Multi-Factor Authentication

  • 2 minutes to read

Starting with the Dynamics GP October 2020 release, you will have the ability to use Multi-Factor Authentication for e-mail functionality. This new feature relies on an Azure Active Director App Registration. In this first section we will go over how to perform the Azure side the of the configuration.

Register the app

  1. First, you'll need to have an administrator who can log into the Azure Portal.

  2. In the search box, type App Registration and select that option:

    Search for App Registration in Azure portal

  3. Click on New Registration as shown in the below screenshot:

    App registration form in Azure portal

  4. You will then choose settings for your new application.

    1. Enter the name of Application Name (e.g.

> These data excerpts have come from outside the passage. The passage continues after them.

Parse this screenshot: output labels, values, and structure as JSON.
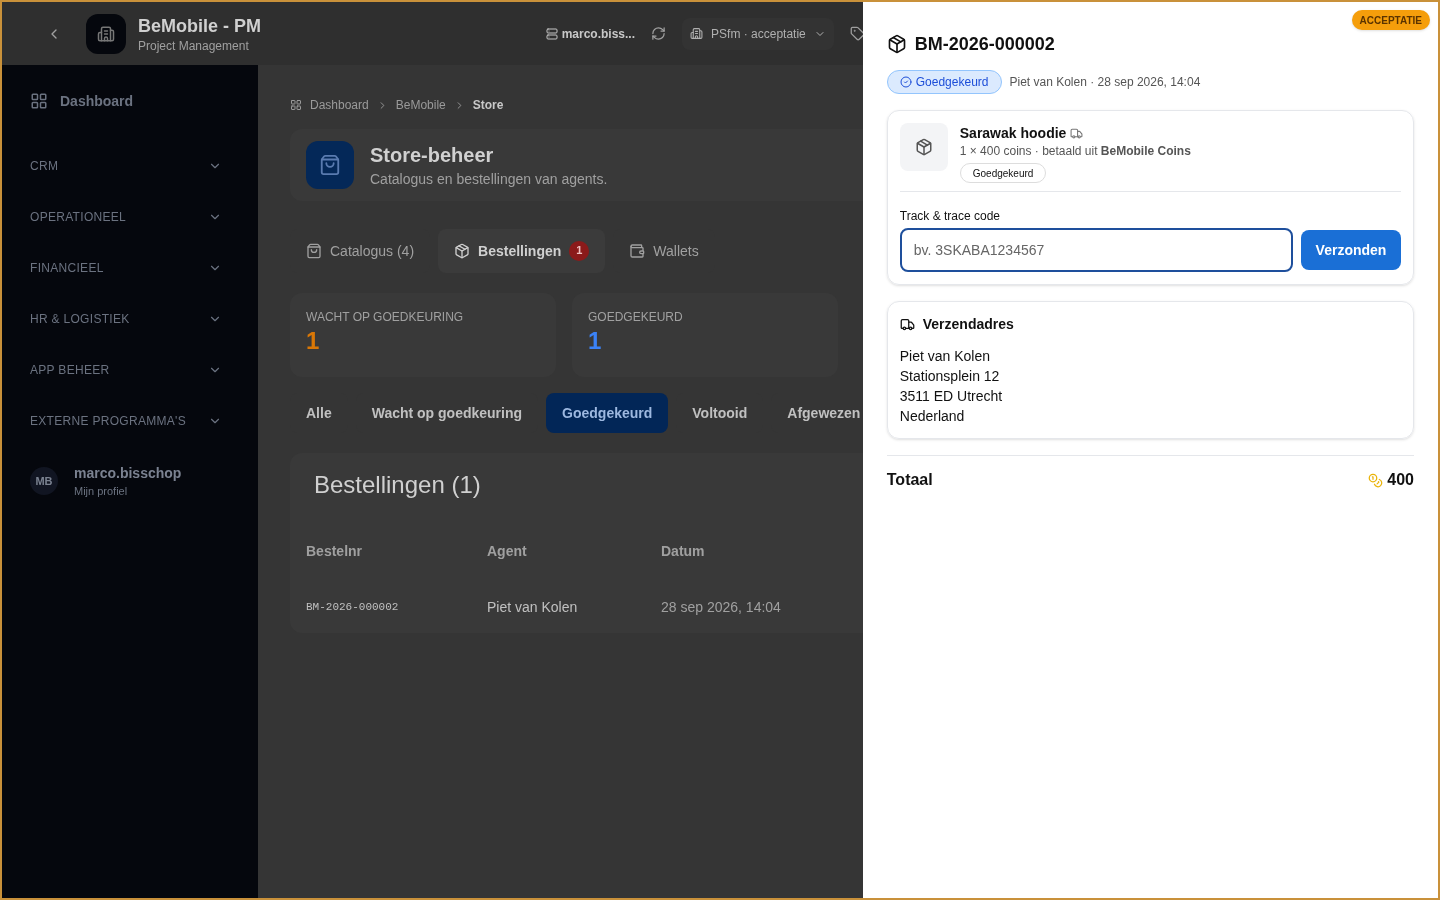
{
  "app": {
    "title": "BeMobile - PM",
    "subtitle": "Project Management"
  },
  "topbar": {
    "user": "marco.biss...",
    "environment": "PSfm · acceptatie"
  },
  "sidebar": {
    "items": [
      {
        "kind": "link",
        "label": "Dashboard"
      },
      {
        "kind": "section",
        "label": "CRM",
        "expanded": false
      },
      {
        "kind": "section",
        "label": "OPERATIONEEL",
        "expanded": false
      },
      {
        "kind": "section",
        "label": "FINANCIEEL",
        "expanded": false
      },
      {
        "kind": "section",
        "label": "HR & LOGISTIEK",
        "expanded": false
      },
      {
        "kind": "section",
        "label": "APP BEHEER",
        "expanded": false
      },
      {
        "kind": "section",
        "label": "EXTERNE PROGRAMMA'S",
        "expanded": false
      }
    ],
    "profile": {
      "initials": "MB",
      "name": "marco.bisschop",
      "subtitle": "Mijn profiel"
    }
  },
  "breadcrumb": [
    "Dashboard",
    "BeMobile",
    "Store"
  ],
  "page_header": {
    "title": "Store-beheer",
    "subtitle": "Catalogus en bestellingen van agents."
  },
  "tabs": [
    {
      "kind": "bag",
      "label": "Catalogus (4)",
      "selected": false
    },
    {
      "kind": "box",
      "label": "Bestellingen",
      "badge": "1",
      "selected": true
    },
    {
      "kind": "wallet",
      "label": "Wallets",
      "selected": false
    }
  ],
  "stats": [
    {
      "label": "WACHT OP GOEDKEURING",
      "value": "1",
      "color": "#d97706"
    },
    {
      "label": "GOEDGEKEURD",
      "value": "1",
      "color": "#3b82f6"
    }
  ],
  "filters": [
    {
      "label": "Alle",
      "selected": false
    },
    {
      "label": "Wacht op goedkeuring",
      "selected": false
    },
    {
      "label": "Goedgekeurd",
      "selected": true
    },
    {
      "label": "Voltooid",
      "selected": false
    },
    {
      "label": "Afgewezen",
      "selected": false
    }
  ],
  "orders_table": {
    "title": "Bestellingen (1)",
    "columns": [
      "Bestelnr",
      "Agent",
      "Datum"
    ],
    "rows": [
      [
        "BM-2026-000002",
        "Piet van Kolen",
        "28 sep 2026, 14:04"
      ]
    ]
  },
  "env_badge": "ACCEPTATIE",
  "drawer": {
    "title": "BM-2026-000002",
    "status": "Goedgekeurd",
    "meta": "Piet van Kolen · 28 sep 2026, 14:04",
    "item": {
      "name": "Sarawak hoodie",
      "shipping": true,
      "detail": "1 × 400 coins · betaald uit **BeMobile Coins**",
      "status": "Goedgekeurd"
    },
    "tracking": {
      "label": "Track & trace code",
      "placeholder": "bv. 3SKABA1234567",
      "button": "Verzonden"
    },
    "address": {
      "title": "Verzendadres",
      "lines": [
        "Piet van Kolen",
        "Stationsplein 12",
        "3511 ED Utrecht",
        "Nederland"
      ]
    },
    "total": {
      "label": "Totaal",
      "value": "400"
    }
  }
}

GPMBAApp)

    2. Support account types: Based on the domain or accounts used in the organization, user can select the respective option.

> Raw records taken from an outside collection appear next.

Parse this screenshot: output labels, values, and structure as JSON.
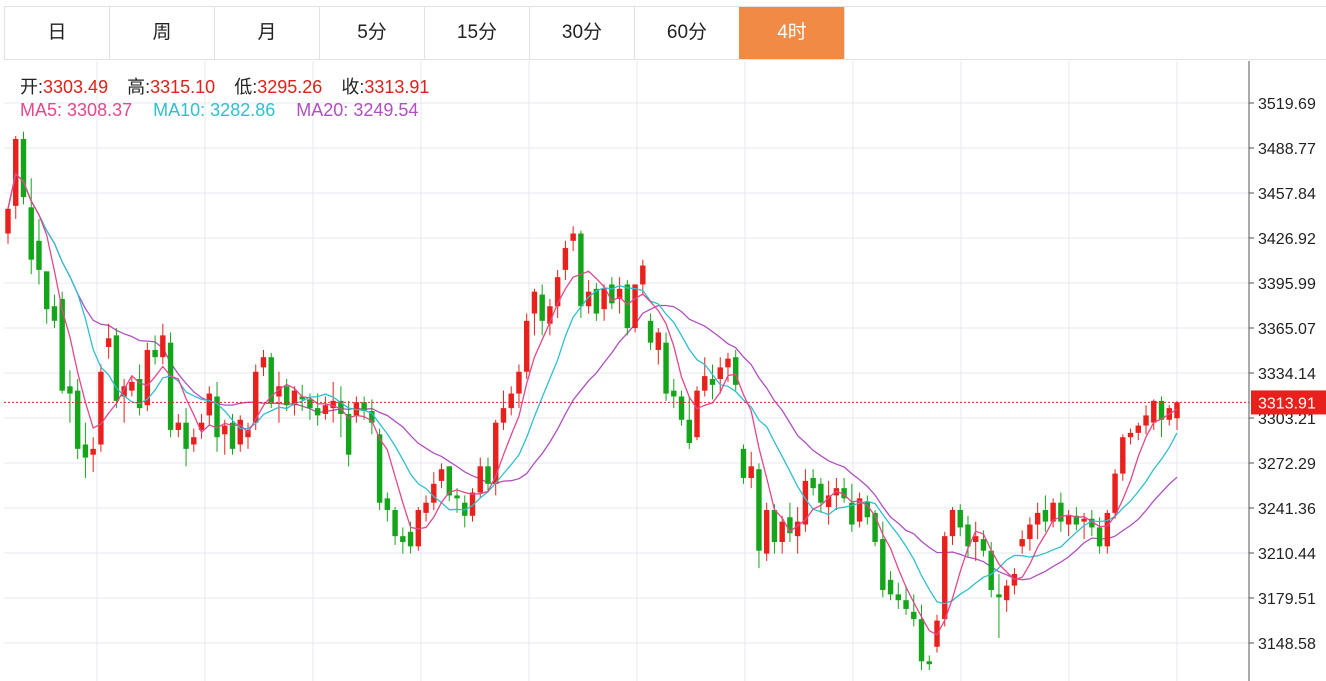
{
  "tabs": [
    {
      "label": "日",
      "active": false
    },
    {
      "label": "周",
      "active": false
    },
    {
      "label": "月",
      "active": false
    },
    {
      "label": "5分",
      "active": false
    },
    {
      "label": "15分",
      "active": false
    },
    {
      "label": "30分",
      "active": false
    },
    {
      "label": "60分",
      "active": false
    },
    {
      "label": "4时",
      "active": true
    }
  ],
  "ohlc_info": {
    "open_label": "开:",
    "open": "3303.49",
    "high_label": "高:",
    "high": "3315.10",
    "low_label": "低:",
    "low": "3295.26",
    "close_label": "收:",
    "close": "3313.91"
  },
  "ma_info": {
    "ma5_label": "MA5:",
    "ma5": "3308.37",
    "ma10_label": "MA10:",
    "ma10": "3282.86",
    "ma20_label": "MA20:",
    "ma20": "3249.54"
  },
  "colors": {
    "up": "#e8211c",
    "down": "#14a51b",
    "ma5": "#e4478a",
    "ma10": "#2fbfcf",
    "ma20": "#b04fc0",
    "grid": "#e6e9ef",
    "active_tab": "#f08a45",
    "current_price": "#e8211c"
  },
  "chart_data": {
    "type": "candlestick",
    "y_ticks": [
      "3519.69",
      "3488.77",
      "3457.84",
      "3426.92",
      "3395.99",
      "3365.07",
      "3334.14",
      "3303.21",
      "3272.29",
      "3241.36",
      "3210.44",
      "3179.51",
      "3148.58"
    ],
    "ylim": [
      3133,
      3545
    ],
    "current_price": "3313.91",
    "candles": [
      [
        3430,
        3448,
        3423,
        3447
      ],
      [
        3449,
        3497,
        3440,
        3495
      ],
      [
        3495,
        3500,
        3450,
        3455
      ],
      [
        3448,
        3468,
        3402,
        3412
      ],
      [
        3425,
        3440,
        3395,
        3405
      ],
      [
        3404,
        3398,
        3368,
        3378
      ],
      [
        3380,
        3388,
        3365,
        3370
      ],
      [
        3385,
        3390,
        3320,
        3322
      ],
      [
        3325,
        3336,
        3300,
        3320
      ],
      [
        3322,
        3330,
        3275,
        3282
      ],
      [
        3285,
        3300,
        3262,
        3276
      ],
      [
        3278,
        3290,
        3266,
        3282
      ],
      [
        3285,
        3340,
        3280,
        3335
      ],
      [
        3352,
        3368,
        3344,
        3358
      ],
      [
        3360,
        3365,
        3310,
        3315
      ],
      [
        3318,
        3330,
        3300,
        3325
      ],
      [
        3322,
        3332,
        3318,
        3328
      ],
      [
        3330,
        3340,
        3305,
        3310
      ],
      [
        3312,
        3355,
        3308,
        3350
      ],
      [
        3350,
        3360,
        3340,
        3345
      ],
      [
        3345,
        3368,
        3340,
        3360
      ],
      [
        3355,
        3362,
        3290,
        3295
      ],
      [
        3295,
        3306,
        3290,
        3300
      ],
      [
        3300,
        3310,
        3270,
        3282
      ],
      [
        3285,
        3296,
        3280,
        3290
      ],
      [
        3295,
        3306,
        3289,
        3300
      ],
      [
        3305,
        3325,
        3298,
        3320
      ],
      [
        3318,
        3328,
        3280,
        3290
      ],
      [
        3292,
        3302,
        3278,
        3298
      ],
      [
        3300,
        3306,
        3278,
        3282
      ],
      [
        3285,
        3305,
        3280,
        3302
      ],
      [
        3290,
        3300,
        3282,
        3295
      ],
      [
        3300,
        3340,
        3295,
        3335
      ],
      [
        3338,
        3350,
        3332,
        3345
      ],
      [
        3345,
        3348,
        3310,
        3314
      ],
      [
        3318,
        3335,
        3300,
        3325
      ],
      [
        3325,
        3330,
        3308,
        3312
      ],
      [
        3312,
        3325,
        3305,
        3322
      ],
      [
        3318,
        3326,
        3308,
        3316
      ],
      [
        3316,
        3320,
        3302,
        3310
      ],
      [
        3310,
        3320,
        3298,
        3305
      ],
      [
        3306,
        3318,
        3302,
        3312
      ],
      [
        3310,
        3328,
        3300,
        3315
      ],
      [
        3315,
        3325,
        3290,
        3306
      ],
      [
        3306,
        3315,
        3270,
        3278
      ],
      [
        3305,
        3318,
        3300,
        3314
      ],
      [
        3314,
        3318,
        3302,
        3308
      ],
      [
        3308,
        3316,
        3292,
        3300
      ],
      [
        3292,
        3296,
        3240,
        3245
      ],
      [
        3248,
        3252,
        3232,
        3240
      ],
      [
        3240,
        3242,
        3216,
        3222
      ],
      [
        3222,
        3228,
        3210,
        3218
      ],
      [
        3225,
        3232,
        3210,
        3215
      ],
      [
        3215,
        3242,
        3212,
        3240
      ],
      [
        3238,
        3250,
        3232,
        3245
      ],
      [
        3245,
        3266,
        3240,
        3258
      ],
      [
        3260,
        3272,
        3255,
        3268
      ],
      [
        3270,
        3270,
        3246,
        3250
      ],
      [
        3250,
        3255,
        3238,
        3248
      ],
      [
        3245,
        3250,
        3228,
        3236
      ],
      [
        3236,
        3255,
        3232,
        3252
      ],
      [
        3252,
        3276,
        3248,
        3270
      ],
      [
        3270,
        3276,
        3252,
        3258
      ],
      [
        3258,
        3302,
        3250,
        3300
      ],
      [
        3300,
        3322,
        3295,
        3310
      ],
      [
        3310,
        3325,
        3305,
        3320
      ],
      [
        3320,
        3340,
        3310,
        3335
      ],
      [
        3335,
        3375,
        3330,
        3370
      ],
      [
        3375,
        3392,
        3360,
        3390
      ],
      [
        3388,
        3395,
        3360,
        3370
      ],
      [
        3368,
        3385,
        3360,
        3380
      ],
      [
        3380,
        3405,
        3372,
        3400
      ],
      [
        3405,
        3425,
        3398,
        3420
      ],
      [
        3425,
        3435,
        3418,
        3430
      ],
      [
        3430,
        3432,
        3372,
        3380
      ],
      [
        3380,
        3398,
        3375,
        3390
      ],
      [
        3392,
        3396,
        3370,
        3375
      ],
      [
        3378,
        3395,
        3370,
        3392
      ],
      [
        3395,
        3400,
        3378,
        3382
      ],
      [
        3385,
        3400,
        3375,
        3392
      ],
      [
        3395,
        3398,
        3360,
        3365
      ],
      [
        3365,
        3395,
        3362,
        3395
      ],
      [
        3395,
        3412,
        3388,
        3408
      ],
      [
        3370,
        3375,
        3350,
        3355
      ],
      [
        3350,
        3365,
        3340,
        3362
      ],
      [
        3355,
        3362,
        3315,
        3320
      ],
      [
        3322,
        3330,
        3310,
        3318
      ],
      [
        3318,
        3322,
        3298,
        3302
      ],
      [
        3302,
        3318,
        3282,
        3286
      ],
      [
        3290,
        3325,
        3288,
        3322
      ],
      [
        3322,
        3345,
        3318,
        3332
      ],
      [
        3330,
        3340,
        3316,
        3326
      ],
      [
        3330,
        3345,
        3320,
        3338
      ],
      [
        3338,
        3348,
        3328,
        3344
      ],
      [
        3345,
        3350,
        3322,
        3326
      ],
      [
        3282,
        3285,
        3258,
        3262
      ],
      [
        3262,
        3280,
        3255,
        3270
      ],
      [
        3268,
        3272,
        3200,
        3212
      ],
      [
        3210,
        3245,
        3205,
        3240
      ],
      [
        3240,
        3244,
        3210,
        3218
      ],
      [
        3218,
        3236,
        3210,
        3232
      ],
      [
        3235,
        3245,
        3218,
        3224
      ],
      [
        3222,
        3242,
        3210,
        3232
      ],
      [
        3230,
        3268,
        3225,
        3260
      ],
      [
        3262,
        3268,
        3250,
        3255
      ],
      [
        3258,
        3262,
        3238,
        3245
      ],
      [
        3242,
        3260,
        3230,
        3250
      ],
      [
        3250,
        3262,
        3240,
        3255
      ],
      [
        3255,
        3262,
        3245,
        3248
      ],
      [
        3245,
        3258,
        3225,
        3230
      ],
      [
        3232,
        3252,
        3228,
        3248
      ],
      [
        3246,
        3250,
        3230,
        3235
      ],
      [
        3238,
        3240,
        3215,
        3218
      ],
      [
        3220,
        3232,
        3180,
        3185
      ],
      [
        3192,
        3198,
        3178,
        3182
      ],
      [
        3182,
        3190,
        3172,
        3178
      ],
      [
        3178,
        3188,
        3168,
        3172
      ],
      [
        3170,
        3182,
        3160,
        3165
      ],
      [
        3165,
        3175,
        3130,
        3136
      ],
      [
        3136,
        3140,
        3130,
        3134
      ],
      [
        3146,
        3168,
        3142,
        3164
      ],
      [
        3165,
        3225,
        3160,
        3222
      ],
      [
        3222,
        3242,
        3216,
        3240
      ],
      [
        3240,
        3244,
        3222,
        3228
      ],
      [
        3230,
        3236,
        3208,
        3215
      ],
      [
        3218,
        3232,
        3205,
        3222
      ],
      [
        3220,
        3226,
        3208,
        3212
      ],
      [
        3212,
        3218,
        3180,
        3185
      ],
      [
        3182,
        3196,
        3152,
        3180
      ],
      [
        3178,
        3192,
        3170,
        3188
      ],
      [
        3188,
        3200,
        3182,
        3196
      ],
      [
        3215,
        3226,
        3210,
        3220
      ],
      [
        3220,
        3235,
        3212,
        3230
      ],
      [
        3230,
        3245,
        3220,
        3238
      ],
      [
        3240,
        3250,
        3225,
        3232
      ],
      [
        3232,
        3248,
        3228,
        3245
      ],
      [
        3245,
        3252,
        3225,
        3232
      ],
      [
        3230,
        3240,
        3222,
        3236
      ],
      [
        3236,
        3242,
        3226,
        3230
      ],
      [
        3232,
        3238,
        3220,
        3234
      ],
      [
        3234,
        3240,
        3222,
        3228
      ],
      [
        3228,
        3235,
        3210,
        3215
      ],
      [
        3215,
        3240,
        3210,
        3238
      ],
      [
        3238,
        3268,
        3234,
        3265
      ],
      [
        3265,
        3292,
        3260,
        3290
      ],
      [
        3290,
        3296,
        3285,
        3293
      ],
      [
        3293,
        3300,
        3288,
        3298
      ],
      [
        3298,
        3312,
        3292,
        3305
      ],
      [
        3300,
        3316,
        3295,
        3315
      ],
      [
        3315,
        3318,
        3290,
        3302
      ],
      [
        3302,
        3312,
        3298,
        3310
      ],
      [
        3303,
        3315,
        3295,
        3314
      ]
    ]
  }
}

    3. Account in any organizational directory (Single tenant)

    4. Account in any organizational directory (Any azure AD account – Multitenant)

    5. Account in any organizational directory (Any azure AD account – Multitenant) and personal Microsoft accounts (e.g. Skype, Xbox).

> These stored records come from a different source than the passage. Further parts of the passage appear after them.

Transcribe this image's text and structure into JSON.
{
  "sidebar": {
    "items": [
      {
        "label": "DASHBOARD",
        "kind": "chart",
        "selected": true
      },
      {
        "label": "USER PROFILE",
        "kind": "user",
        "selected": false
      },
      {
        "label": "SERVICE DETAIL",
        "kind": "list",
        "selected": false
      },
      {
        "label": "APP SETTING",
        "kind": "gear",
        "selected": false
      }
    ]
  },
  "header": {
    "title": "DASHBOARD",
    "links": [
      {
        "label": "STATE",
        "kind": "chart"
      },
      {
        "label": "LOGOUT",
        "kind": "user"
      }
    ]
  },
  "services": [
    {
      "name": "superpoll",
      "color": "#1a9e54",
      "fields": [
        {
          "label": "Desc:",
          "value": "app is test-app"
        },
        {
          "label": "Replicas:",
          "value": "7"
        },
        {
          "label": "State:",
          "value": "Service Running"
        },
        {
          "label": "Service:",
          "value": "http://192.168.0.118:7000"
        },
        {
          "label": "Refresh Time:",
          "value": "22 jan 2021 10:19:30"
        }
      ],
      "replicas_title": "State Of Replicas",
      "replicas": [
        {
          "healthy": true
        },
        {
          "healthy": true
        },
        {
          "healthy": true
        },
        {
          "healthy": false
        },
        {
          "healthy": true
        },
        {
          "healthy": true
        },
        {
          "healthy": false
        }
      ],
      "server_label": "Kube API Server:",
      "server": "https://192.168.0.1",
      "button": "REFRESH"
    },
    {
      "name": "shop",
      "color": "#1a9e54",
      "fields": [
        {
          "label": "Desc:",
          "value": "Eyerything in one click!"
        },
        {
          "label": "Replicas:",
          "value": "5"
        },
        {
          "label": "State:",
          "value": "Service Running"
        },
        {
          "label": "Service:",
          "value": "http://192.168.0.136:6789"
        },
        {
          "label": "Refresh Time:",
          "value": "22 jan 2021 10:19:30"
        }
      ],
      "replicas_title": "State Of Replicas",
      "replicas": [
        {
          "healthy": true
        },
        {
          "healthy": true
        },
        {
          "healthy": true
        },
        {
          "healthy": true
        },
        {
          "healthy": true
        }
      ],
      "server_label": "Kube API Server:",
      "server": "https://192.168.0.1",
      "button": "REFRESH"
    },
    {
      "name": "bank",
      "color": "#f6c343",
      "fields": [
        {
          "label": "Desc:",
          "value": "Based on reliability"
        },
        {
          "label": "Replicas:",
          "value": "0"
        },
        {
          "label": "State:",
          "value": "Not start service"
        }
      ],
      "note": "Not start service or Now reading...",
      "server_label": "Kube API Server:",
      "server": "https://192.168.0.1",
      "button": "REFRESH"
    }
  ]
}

    Account types in wizard for registering an app

  5. Click on Register button.

  6. Click on API Permission on the left side panel as shown in the screenshot.

    API Permission menu item highlighted

  7. Click on Add permission button.

    Add permission button highlighted

  8. Microsoft Graph – By default, Microsoft Graph application will have read permission for the user profile. To allow graph application to send an email, we need to add "Mail.Send" permission.

    Graph selected

  9. Click on delegated permission.

  10. Search for "Mail. Send" in the select permission search box.

  11. Mark "Mail. Send" checkbox and click on add permission.

    Permissions for request API

  12. Mail.Send permission will be added under Microsoft Graph.

    Configured permissions

  13. Click on "Authentication" on the left panel under Manage option.

    Authentication menu item highlighted

  14. Click on Add Platform.

    highlighted tile

  15. Enter the value "urn:ietf:wg:oauth:2.0:oob" in the Custom Redirect URIs text box as shown in the screen shot. This uri will redirect to the original application.

    Custom redirect URI specified

  16. Click on Configure button

  17. Save the changes for the application.

    Note

    As of now, Multi-Factor Authentication is not supported in Web Client. Once the Web Client changes are implemented, Default client type must be set to "Yes" as shown in the screen shot.

    Default Client Type

  18. Click on Overview on the left side pane. The Application (client) ID can used in the Microsoft Dynamics GP.

    Highlighted application client ID

From the setup that was done in Azure, now launch Microsoft Dynamics GP 18.3 and go to Tools, Select Setup, choose Company and click Company E-mail Setup.

Company E-mail Setup in GP

Note

There is a new column (MSGraphClientID) added to the company table SY04900, syEmailSetupOptions.